A Korean research team has presented a method to predict asymptomatic rejection, the biggest obstacle in kidney transplantation, using only a blood test. By identifying rejection risk through biomarkers in the blood of kidney transplant patients, the approach is expected to significantly reduce unnecessary biopsies.
Seoul National University Hospital announced on the 4th that a joint research team led by Professors Jo Ara and Min Sang-il of the Division of Vascular and Transplant Surgery, along with Professor Lee Ju-han of Severance Hospital and Professor Jung Cheol-woong of Korea University Anam Hospital, demonstrated that a donor-derived cell-free DNA blood test is useful for predicting asymptomatic rejection in patients who newly developed donor-specific antibodies (dnDSA) after kidney transplantation.
Transplantation is the only treatment for patients with end-stage renal failure, who must undergo lifelong dialysis because their kidneys can no longer perform their role of filtering waste from the body and excreting it as urine. However, "immune rejection," in which the immune system recognizes the transplanted kidney as a foreign invader and attacks it, has been the biggest obstacle. Donor-specific antibodies newly generated in the body after transplantation are cited as a major cause of declining kidney function and rejection. Yet rejection is actually confirmed in biopsies in only about 30 to 40 percent of patients who develop these antibodies. The remaining 60 to 70 percent had to undergo biopsies that carry significant burdens of bleeding, pain, and hospitalization—unnecessarily, out of concern for possible rejection.
Recently, "donor-derived cell-free DNA" (dd-cfDNA) has emerged in academia as an alternative. dd-cfDNA refers to DNA fragments released into the blood when a transplanted kidney comes under immunological attack or inflammation occurs. Although its potential as a non-invasive biomarker for detecting damage to the transplanted kidney in advance had been discussed, its clinical usefulness in deciding whether to perform a biopsy remained uncertain.

The research team conducted a comparative analysis of blood test and biopsy results in 123 patients who maintained stable kidney function after receiving kidney transplants at three domestic transplant centers. Of these, 77 were positive for donor-specific antibodies and the remaining 46 were negative.
As a result, the dd-cfDNA level in donor-specific antibody-positive patients was 1.2 percent (median), significantly higher than the 0.3 percent in negative patients. These levels tended to increase in proportion to the degree of microvascular inflammation inside the kidney. Applying the international biopsy diagnostic standard (Banff criteria), the cell-free DNA level (median) was 0.54 percent in patients with little or no microvascular inflammation in the kidney (inflammation score 0 to 1), but rose above 1.6 percent in patients with severe inflammation (inflammation score 2 or higher).
The team confirmed that while using donor-specific antibodies alone yielded an asymptomatic rejection prediction performance (AUC) of only 0.74, applying dd-cfDNA together significantly raised diagnostic performance to 0.82. In particular, they showed that the combined testing method using the two indicators can reduce unnecessary invasive biopsies and minimize procedural burdens on patients. When the cell-free DNA test was added to screen out patients with levels below 1.0 percent, the probability that these patients actually had no rejection (negative predictive value) reached 97.8 percent.

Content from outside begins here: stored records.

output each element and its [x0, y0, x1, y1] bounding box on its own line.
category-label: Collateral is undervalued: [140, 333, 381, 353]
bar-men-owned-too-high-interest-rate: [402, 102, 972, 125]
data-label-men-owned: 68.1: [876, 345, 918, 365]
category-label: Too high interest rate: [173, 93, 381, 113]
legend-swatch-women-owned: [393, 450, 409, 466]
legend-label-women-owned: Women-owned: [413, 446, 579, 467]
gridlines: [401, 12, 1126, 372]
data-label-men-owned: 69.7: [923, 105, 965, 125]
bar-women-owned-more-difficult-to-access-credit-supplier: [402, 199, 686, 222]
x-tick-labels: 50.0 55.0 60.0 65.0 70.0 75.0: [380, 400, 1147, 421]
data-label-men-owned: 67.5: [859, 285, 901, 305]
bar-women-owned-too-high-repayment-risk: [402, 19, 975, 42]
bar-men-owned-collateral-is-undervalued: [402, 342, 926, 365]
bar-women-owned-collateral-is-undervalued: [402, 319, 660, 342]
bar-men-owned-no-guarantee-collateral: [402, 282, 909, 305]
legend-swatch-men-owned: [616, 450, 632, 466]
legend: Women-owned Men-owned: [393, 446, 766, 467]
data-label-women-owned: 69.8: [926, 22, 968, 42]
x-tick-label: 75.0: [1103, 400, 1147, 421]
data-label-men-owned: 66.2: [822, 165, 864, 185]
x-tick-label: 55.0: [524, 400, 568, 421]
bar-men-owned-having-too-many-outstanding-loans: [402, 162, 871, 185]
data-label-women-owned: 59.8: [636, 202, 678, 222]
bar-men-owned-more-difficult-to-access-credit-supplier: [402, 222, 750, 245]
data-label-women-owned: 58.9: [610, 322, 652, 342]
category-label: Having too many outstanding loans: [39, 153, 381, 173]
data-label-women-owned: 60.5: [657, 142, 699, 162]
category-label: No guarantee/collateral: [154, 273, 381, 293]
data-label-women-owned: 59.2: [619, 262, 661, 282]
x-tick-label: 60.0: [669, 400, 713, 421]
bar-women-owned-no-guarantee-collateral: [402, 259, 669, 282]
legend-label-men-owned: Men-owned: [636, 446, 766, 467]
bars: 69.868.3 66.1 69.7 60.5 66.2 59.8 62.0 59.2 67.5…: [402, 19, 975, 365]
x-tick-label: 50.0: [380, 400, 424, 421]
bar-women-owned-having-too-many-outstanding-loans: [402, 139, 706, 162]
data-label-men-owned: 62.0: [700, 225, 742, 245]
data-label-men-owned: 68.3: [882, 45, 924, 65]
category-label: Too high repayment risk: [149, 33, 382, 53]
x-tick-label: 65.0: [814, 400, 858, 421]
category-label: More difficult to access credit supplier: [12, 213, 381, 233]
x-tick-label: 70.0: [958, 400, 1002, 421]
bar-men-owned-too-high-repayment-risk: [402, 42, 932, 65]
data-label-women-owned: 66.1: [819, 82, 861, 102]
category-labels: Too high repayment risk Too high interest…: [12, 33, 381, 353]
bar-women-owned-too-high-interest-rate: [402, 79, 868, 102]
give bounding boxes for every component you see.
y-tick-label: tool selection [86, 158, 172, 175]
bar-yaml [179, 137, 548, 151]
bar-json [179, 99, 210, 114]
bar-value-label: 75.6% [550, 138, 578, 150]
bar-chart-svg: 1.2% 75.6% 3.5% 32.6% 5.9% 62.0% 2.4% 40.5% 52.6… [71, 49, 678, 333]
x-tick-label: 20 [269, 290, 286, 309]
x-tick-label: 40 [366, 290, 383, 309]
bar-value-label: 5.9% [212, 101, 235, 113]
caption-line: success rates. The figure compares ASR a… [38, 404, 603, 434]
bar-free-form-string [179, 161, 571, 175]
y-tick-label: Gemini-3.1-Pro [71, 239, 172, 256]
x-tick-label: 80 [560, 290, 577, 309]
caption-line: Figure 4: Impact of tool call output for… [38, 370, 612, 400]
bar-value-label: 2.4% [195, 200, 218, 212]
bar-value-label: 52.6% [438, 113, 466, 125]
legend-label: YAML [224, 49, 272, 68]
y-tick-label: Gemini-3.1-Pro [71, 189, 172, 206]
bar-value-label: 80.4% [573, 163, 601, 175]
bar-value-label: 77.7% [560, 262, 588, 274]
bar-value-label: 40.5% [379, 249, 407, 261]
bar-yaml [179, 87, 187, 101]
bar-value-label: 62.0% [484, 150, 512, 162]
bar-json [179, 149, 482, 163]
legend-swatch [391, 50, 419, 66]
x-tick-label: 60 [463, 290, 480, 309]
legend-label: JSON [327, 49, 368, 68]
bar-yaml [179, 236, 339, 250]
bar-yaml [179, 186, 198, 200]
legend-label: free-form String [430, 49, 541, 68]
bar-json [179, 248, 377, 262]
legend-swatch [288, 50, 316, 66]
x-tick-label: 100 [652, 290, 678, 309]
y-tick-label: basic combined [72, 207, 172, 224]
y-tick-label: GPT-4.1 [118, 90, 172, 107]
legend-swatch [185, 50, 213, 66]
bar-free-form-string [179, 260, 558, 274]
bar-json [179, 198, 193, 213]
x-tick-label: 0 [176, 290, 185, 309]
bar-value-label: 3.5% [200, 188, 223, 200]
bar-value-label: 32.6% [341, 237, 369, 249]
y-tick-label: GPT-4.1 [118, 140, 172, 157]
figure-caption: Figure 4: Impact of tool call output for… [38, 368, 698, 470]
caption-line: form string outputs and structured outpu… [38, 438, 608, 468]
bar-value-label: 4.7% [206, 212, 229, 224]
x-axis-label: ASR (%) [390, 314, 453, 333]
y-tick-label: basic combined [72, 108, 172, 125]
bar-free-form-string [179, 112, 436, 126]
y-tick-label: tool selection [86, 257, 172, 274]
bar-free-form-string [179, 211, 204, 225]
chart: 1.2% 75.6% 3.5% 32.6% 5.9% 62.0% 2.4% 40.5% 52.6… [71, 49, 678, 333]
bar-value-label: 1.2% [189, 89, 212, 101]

By combining the two blood tests, the team established clinical grounds for effectively identifying the majority of low-risk patients and withholding unnecessary biopsies.
"When donor-specific antibodies are found after kidney transplantation, both patients and medical staff become concerned about rejection, but performing biopsies on all patients in the same way can be a burden," Professor Min explained. "This study showed that combining non-invasive biomarkers allows more precise screening of patients who are actually at high risk of rejection." He added, "Going forward, if cell-free DNA is appropriately integrated into the clinical decision-making process, it could develop into a personalized monitoring strategy that reduces patient burden while detecting damage to the transplanted kidney early."
The findings were published in the latest online edition of the International Journal of Surgery.